GPS numbers are specific to each player.
“We can say, ‘Look, Lindsay (Allen) had a really, really hard game. We need to hold her back a little bit in practice. Have her take fewer reps,'” Cheek said. “I won’t advocate that they need a day off. I won’t say that, but it helps us make an informed decision that we need today to be a really light practice.”
Cheek will know exactly how many times a player jumped during a game, thanks to the GPS chip. He will know how many times a player went to the left, the right, moved forward and moved backward.
“This can help us prevent injuries,” Cheek said. “We’ll see some trends. Maybe this particular player is always going left and that’s why her right knee is hurting, because she’s pushing off that leg so much. I can develop training plans specific to that individual and do more left-side work instead of right.
“We’re just scratching the surface with the technology right now. It’s real now. We’ll have to collect data for a year to get some serious game data. I think when we play Maryland and Connecticut, for example, the numbers will shift to the higher end of the intensity spectrum.”
Marquez plays a critical role in injury prevention and rehabilitation.
“A lot of it is them listening to their bodies and working really well with Craig and (nutritionist) Kayla (Matrunick), making sure they’re getting the right foods in them, making sure they’re recovering well, making sure they’re hydrating well,” Marquez said.
“That can be important as far as inflammation and taking care of injuries. It helps the body heal a little bit better and a little bit faster–and we can help them at any time. The team knows that any day, any hour, I’m here and I’m available for them.”
Marquez educates the student-athletes to be aware, which is important when a team is dealing with a tough stretch.
“The girls really do listen to their bodies,” Marquez said. “They’re so in tune with their bodies, they know when something is not feeling right. They know when they can push a little more. I get to know them and know their personalities. I know when I can push them a little more, and I know how the body is going to respond to certain things that we do in the athletic training room. In a short period of time, in a quick turnaround, you have to know what’s going to work best from a healing standpoint.

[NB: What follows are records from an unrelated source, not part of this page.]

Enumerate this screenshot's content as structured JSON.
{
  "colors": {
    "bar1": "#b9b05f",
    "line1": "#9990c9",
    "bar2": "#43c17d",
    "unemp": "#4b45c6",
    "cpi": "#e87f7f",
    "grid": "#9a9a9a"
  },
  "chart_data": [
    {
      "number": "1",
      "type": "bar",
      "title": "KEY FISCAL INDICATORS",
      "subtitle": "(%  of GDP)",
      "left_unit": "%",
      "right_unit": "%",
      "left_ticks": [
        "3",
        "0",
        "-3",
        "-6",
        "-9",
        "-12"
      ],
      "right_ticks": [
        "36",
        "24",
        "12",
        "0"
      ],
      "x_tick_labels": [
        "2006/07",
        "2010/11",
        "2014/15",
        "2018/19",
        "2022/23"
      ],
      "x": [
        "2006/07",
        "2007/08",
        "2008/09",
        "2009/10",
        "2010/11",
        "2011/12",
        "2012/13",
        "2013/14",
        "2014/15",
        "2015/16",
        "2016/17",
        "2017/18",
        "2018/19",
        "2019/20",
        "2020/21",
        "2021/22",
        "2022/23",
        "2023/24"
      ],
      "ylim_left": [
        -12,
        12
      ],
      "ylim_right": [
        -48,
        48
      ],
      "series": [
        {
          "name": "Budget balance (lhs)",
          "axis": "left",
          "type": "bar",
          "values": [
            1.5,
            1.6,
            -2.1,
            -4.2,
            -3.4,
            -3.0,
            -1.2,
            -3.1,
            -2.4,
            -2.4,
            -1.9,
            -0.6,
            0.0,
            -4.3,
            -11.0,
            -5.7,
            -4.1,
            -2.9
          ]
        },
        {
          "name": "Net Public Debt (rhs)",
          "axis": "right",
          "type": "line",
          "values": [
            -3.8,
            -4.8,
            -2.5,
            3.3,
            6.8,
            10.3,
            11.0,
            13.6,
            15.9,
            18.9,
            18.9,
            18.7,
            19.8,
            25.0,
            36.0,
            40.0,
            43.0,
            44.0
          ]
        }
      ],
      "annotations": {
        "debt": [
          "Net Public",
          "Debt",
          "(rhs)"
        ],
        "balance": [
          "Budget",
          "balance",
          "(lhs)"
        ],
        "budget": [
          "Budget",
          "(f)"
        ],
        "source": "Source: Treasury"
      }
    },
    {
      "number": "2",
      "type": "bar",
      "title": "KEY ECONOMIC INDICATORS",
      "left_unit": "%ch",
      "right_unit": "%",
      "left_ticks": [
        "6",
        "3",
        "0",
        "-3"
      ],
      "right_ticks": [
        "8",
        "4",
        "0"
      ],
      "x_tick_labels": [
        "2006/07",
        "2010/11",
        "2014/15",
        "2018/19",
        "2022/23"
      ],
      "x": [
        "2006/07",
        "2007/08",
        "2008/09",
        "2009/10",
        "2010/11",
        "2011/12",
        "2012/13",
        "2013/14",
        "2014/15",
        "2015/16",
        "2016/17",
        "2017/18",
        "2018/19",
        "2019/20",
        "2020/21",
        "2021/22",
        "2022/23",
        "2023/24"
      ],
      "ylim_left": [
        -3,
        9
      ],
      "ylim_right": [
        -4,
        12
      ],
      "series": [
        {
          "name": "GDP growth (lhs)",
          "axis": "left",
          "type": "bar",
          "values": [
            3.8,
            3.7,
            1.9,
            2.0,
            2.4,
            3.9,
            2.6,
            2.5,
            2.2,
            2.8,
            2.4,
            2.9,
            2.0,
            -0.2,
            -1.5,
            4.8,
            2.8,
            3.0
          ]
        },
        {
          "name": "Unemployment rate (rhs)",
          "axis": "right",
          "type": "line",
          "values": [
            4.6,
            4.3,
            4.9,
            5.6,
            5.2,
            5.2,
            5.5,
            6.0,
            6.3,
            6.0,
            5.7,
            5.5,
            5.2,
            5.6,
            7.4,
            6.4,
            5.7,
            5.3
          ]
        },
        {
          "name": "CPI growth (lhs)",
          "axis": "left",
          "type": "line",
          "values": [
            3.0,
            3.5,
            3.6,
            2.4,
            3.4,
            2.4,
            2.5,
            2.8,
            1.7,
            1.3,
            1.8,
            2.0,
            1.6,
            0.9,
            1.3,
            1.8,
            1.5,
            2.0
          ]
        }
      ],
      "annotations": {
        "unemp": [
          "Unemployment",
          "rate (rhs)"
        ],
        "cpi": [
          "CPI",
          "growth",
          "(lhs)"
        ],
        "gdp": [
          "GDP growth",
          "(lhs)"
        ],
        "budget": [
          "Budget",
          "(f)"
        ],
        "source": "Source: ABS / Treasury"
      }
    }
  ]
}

“Then I need to make the right decisions treatment-wise, in terms of what time of day it is, what kind of game do we have coming up, making sure that I’m not burning them out from a physical therapy standpoint, working the right muscles from a rehabilitative standpoint instead of trying to work it and tiring them out even more.”
Loyd said the Irish were prepared and conditioned to handle the five games in seven days.
“It was kind of like an AAU tournament where you play four or five games in one day. As a team, we were trying to stay focused and do what we needed to do. We took ice baths, did extra stretching and really tried to do anything we could to stay rested as much as possible. Our mindset was different, and we had to try to stay focused in walk-throughs and practice.”
As Notre Dame embarks on the marathon women’s basketball season, the Irish are ready for the long run.
“To my knowledge, we’re one of the only women’s basketball teams in the country that is utilizing this technology,” Cheek said of the GPS. “It’s going to pay off, especially at tournament time. It will help us project in February, March and April. We’ll know where we stand and how to plan.”